The most important thing about being an ally to any cause that isn’t inherently one’s own is to remember to listen more than you speak. I’ve written a lot about diversity in publishing and children’s books in this blog over the years, and it has been a roller coaster of hope and frustration, progress and molasses. And while I sincerely hope my words have been more help than hindrance to the cause, it seems to me that maybe I could be most helpful by stepping aside regularly to share the microphone of ShelfTalker with my bookselling colleagues of color to hear a diversity of voices in this blog firsthand.
So — children’s booksellers of color, whether you’re a bookstore owner or a frontline bookseller, in receiving or order fulfillment or book fair sales or events coordination, if you’d like to write about children’s bookselling, we would love to hear from you. You can write about any children’s bookselling topic; your post doesn’t have to be about being a bookseller of color, but of course it can be. Please email me at ebluemle a t publishers week ly dot com to let me know you’re interested. I’ve been having some trouble getting emails at that address, so please also cc me at flying pig books at gmail dot com, with the subject header ATTN: Elizabeth. Thanks!

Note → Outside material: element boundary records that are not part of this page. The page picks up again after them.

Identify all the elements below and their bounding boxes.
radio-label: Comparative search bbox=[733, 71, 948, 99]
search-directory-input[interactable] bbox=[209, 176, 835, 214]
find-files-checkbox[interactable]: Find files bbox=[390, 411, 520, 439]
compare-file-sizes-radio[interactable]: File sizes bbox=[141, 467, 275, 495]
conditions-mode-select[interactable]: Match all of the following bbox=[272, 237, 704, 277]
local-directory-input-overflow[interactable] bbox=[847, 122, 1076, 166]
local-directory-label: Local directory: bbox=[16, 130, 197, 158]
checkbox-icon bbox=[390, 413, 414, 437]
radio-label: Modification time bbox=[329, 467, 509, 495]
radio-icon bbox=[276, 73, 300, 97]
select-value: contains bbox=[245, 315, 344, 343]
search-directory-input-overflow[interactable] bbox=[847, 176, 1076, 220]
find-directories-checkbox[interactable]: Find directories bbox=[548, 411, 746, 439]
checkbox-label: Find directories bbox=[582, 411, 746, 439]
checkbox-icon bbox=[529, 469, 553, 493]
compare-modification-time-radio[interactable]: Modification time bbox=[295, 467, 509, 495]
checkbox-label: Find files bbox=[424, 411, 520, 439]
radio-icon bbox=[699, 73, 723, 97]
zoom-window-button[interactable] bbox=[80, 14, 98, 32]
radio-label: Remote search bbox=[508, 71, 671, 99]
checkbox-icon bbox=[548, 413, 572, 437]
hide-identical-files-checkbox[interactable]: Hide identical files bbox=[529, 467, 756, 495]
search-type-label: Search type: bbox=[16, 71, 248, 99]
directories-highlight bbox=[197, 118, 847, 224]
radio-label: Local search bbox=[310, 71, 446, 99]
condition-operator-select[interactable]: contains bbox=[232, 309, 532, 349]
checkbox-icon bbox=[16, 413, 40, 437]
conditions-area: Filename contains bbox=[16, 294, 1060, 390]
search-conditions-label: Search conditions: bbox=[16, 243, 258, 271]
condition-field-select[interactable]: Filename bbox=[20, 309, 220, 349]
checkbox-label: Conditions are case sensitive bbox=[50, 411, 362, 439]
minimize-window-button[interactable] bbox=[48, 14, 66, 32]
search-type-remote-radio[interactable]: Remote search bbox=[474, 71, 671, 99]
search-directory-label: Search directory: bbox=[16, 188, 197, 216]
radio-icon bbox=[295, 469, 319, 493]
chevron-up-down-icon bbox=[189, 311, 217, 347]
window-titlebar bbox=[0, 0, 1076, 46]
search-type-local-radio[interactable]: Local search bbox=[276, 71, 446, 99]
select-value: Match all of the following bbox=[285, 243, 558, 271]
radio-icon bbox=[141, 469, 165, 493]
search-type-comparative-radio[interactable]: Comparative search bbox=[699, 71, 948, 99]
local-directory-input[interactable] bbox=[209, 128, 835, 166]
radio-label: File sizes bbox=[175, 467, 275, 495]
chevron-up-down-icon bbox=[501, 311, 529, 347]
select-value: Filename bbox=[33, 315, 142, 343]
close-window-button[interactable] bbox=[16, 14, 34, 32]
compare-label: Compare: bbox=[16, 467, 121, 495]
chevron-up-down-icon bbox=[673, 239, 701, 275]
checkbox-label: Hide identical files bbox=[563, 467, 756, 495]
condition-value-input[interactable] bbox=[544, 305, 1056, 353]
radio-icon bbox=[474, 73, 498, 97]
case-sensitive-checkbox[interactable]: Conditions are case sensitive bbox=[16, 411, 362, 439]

And in the spirit of celebrating a multitude of voices, I want to recommend a terrific recent picture book, Tiny Stitches: The Life of Medical Pioneer Vivien Thomas by Gwendolyn Hooks, illustrated by Colin Bootman (Lee & Low). The other day, my colleague Sandy asked if I had read this book yet. “It’s extraordinary!” she said. “My favorite new picture book!” Sandy has excellent taste, so I immediately grabbed a copy and read it. I was astonished to read about a medical innovator I’d never heard of, a Black doctor in the 1940s who pioneered successful open-heart surgery techniques on infants and babies.
Despite the Depression taking all of his savings for medical school, Thomas never lost focus, instead becoming a research assistant at Vanderbilt University (though his official, utterly enraging, title was “janitor” because of the color of his skin). Thomas withstood a hideously racist environment, doing such accomplished research work that his white colleague, Dr. Alfred Blalock, refused to make a career move to Johns Hopkins unless they accepted Thomas. There Thomas weathered another racist work environment, along with low pay, difficulty finding housing for his family, and many other challenges. But his brilliance couldn’t be denied. When the hospital continued to lose “blue babies” due to a congenital heart defect, Thomas had an idea. He would redesign the surgical equipment in miniature, small enough not to damage the tiny hearts. He also designed the step-by-step procedure to repair the problem, sharing his ideas with Blalock and another doctor, Helen Taussig. Thomas’s years of research and work had led to an exciting, life-saving solution.
But racism reared its ugly head again. Though Thomas had designed both the equipment and the procedure, he was not allowed to do the surgery himself. Instead, he had to stand behind the white doctor, leading the surgical team through each step. It’s almost too absurd and insulting to believe, yet Thomas endured the situation with grace. The surgeries were a great success. Thomas had found a way to cure babies born with this heart defect. The procedure won awards and recognition — under Blalock and Taussig’s names. Thomas’s name wasn’t even mentioned in the report.
Vivien Thomas did at long last receive some recognition for his pioneering work, an honorary doctorate in 1976. I am so grateful for this picture book for introducing a whole generation of readers to an extraordinary medical hero.